Of the 16, Assam has as many as four districts (Cachar, Dibrugarh, Dhubri and Sonitpur), followed by Arunachal Pradesh with three (Tirap, West Kameng and East Siang). Manipur (Imphal East and Senapati district) two, Nagaland (Dimapur, Phek and Mokokchung) three while Mizoram (Lunglei), Sikkim (Ranipool) , Meghalaya (West Garo Hills) and Tripura (Khowai) have one each.
The scientists across the country have identified the 100 vulnerable districts out of the country’s about 600 districts based on their past records on extreme climatic conditions such as drought, cold or heat wave, heavy rainfall, flood, frost, salinity, water stress, soil erosion or acidity, said Dr B Venkateswarlu, Director of the Central Research Institute for Dry Land Agriculture (CRIDA), Hyderabad. The CRIDA Director was briefing journalists from India, Pakistan, Afghanishtan, Sri Lanka, Nepal, Bangladesh, Bhutan and Maldives during Centre for Science and Environment sponsored workshop on climate change which concluded here yesterday.
CRIDA has taken steps to enhance resilience of Indian agriculture to climate change and climate vulnerability through strategic research and technology demonstration besides organising capacity building programme of the farmers under the National Initiative on Climate Resilient Agriculture.
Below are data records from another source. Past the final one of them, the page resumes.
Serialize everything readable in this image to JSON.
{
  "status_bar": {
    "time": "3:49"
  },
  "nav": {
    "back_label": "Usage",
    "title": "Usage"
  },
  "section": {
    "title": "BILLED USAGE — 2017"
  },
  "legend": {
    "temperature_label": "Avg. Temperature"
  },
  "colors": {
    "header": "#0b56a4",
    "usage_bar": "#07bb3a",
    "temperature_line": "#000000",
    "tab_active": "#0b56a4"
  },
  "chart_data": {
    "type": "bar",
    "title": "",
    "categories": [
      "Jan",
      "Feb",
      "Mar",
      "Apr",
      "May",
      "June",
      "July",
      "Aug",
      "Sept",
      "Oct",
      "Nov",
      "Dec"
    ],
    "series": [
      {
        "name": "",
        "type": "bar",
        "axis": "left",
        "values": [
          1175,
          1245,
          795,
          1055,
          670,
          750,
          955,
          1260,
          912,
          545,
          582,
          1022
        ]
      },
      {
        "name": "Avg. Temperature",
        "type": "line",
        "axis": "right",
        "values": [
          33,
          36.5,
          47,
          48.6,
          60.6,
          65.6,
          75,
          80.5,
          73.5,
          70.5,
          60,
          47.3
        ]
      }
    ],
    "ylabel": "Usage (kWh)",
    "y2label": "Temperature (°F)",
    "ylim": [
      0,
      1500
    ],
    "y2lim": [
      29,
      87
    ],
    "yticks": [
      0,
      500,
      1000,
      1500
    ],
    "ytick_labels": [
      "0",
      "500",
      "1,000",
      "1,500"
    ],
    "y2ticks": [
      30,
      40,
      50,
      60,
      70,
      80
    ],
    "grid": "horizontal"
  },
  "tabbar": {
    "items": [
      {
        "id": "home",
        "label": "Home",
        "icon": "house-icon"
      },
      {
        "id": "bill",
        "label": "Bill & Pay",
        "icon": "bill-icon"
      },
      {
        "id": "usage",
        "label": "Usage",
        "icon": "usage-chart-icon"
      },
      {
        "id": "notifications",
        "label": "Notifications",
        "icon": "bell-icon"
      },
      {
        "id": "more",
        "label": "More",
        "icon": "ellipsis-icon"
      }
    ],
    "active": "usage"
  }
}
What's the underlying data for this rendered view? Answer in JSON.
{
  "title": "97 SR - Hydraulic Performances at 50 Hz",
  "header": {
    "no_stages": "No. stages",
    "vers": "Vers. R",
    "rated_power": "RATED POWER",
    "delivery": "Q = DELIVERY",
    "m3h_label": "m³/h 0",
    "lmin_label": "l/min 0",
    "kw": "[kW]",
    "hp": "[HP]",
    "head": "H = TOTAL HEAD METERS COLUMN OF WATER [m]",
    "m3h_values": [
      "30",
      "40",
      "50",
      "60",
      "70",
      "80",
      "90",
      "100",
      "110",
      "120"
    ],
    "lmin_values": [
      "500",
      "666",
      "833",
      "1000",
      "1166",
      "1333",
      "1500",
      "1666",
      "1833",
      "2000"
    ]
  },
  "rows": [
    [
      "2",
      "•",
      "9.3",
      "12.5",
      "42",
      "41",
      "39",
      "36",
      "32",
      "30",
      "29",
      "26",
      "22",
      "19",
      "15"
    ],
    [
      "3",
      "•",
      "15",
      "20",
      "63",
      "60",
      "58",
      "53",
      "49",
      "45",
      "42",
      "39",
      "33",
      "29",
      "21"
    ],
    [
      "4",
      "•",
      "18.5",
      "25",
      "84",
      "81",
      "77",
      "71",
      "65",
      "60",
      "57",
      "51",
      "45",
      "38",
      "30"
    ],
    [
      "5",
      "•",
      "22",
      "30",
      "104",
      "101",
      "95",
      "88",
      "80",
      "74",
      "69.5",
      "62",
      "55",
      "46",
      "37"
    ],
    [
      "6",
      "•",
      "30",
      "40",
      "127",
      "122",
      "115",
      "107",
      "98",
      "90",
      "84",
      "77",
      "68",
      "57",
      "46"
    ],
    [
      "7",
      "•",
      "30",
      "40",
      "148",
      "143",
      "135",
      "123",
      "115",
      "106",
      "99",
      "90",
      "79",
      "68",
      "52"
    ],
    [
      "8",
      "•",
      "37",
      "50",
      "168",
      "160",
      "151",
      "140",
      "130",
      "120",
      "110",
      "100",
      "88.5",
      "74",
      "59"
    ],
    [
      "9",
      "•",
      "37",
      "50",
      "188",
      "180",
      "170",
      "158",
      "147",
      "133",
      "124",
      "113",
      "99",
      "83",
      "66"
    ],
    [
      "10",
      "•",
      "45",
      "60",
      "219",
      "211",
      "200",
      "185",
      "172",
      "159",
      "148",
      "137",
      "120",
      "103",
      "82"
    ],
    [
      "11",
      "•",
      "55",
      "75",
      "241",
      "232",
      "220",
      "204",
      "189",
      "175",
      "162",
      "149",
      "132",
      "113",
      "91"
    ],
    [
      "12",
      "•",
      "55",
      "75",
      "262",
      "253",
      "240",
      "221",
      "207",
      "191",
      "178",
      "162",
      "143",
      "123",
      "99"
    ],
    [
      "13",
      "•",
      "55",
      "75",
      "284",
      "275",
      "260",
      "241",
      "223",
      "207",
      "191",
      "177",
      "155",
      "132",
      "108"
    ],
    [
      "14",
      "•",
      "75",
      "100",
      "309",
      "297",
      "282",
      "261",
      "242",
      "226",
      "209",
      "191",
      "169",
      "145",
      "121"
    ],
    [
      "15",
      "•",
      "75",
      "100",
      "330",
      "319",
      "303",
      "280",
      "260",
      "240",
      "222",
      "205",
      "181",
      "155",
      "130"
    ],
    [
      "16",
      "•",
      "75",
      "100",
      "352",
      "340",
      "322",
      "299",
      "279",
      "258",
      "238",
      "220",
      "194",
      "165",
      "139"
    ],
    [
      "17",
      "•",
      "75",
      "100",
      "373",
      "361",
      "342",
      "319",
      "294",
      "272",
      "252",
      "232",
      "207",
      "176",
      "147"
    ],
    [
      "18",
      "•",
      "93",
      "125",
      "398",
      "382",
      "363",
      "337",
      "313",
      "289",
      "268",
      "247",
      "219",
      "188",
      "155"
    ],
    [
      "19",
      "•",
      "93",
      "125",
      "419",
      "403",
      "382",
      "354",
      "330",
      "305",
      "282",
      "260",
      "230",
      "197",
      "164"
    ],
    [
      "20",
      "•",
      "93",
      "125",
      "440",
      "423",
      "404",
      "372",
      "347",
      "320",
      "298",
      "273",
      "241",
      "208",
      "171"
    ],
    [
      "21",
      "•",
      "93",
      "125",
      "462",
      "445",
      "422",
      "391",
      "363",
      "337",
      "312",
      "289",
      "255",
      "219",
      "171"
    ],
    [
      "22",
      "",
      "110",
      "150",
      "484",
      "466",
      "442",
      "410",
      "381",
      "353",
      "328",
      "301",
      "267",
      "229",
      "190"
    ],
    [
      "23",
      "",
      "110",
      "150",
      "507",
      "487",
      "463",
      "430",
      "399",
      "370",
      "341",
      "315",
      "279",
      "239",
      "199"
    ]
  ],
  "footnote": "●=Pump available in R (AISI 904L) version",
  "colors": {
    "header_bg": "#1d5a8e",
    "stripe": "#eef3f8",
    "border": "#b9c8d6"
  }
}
A research on adaptation and mitigation covers crops, livestock, fisheries and natural resource management is also on. “So far we have launched strategic research on (Kharif) crops in the 62 districts”, Dr Venkateswarlu informed. “Similar activities for the Rabi crops will also be taken up in the remaining districts from next month.”
In short, one degree Celsius increase in temperature may reduce yields of major crops by 3-7 per cent. Greater loss expected in Rabi crops, he predicted.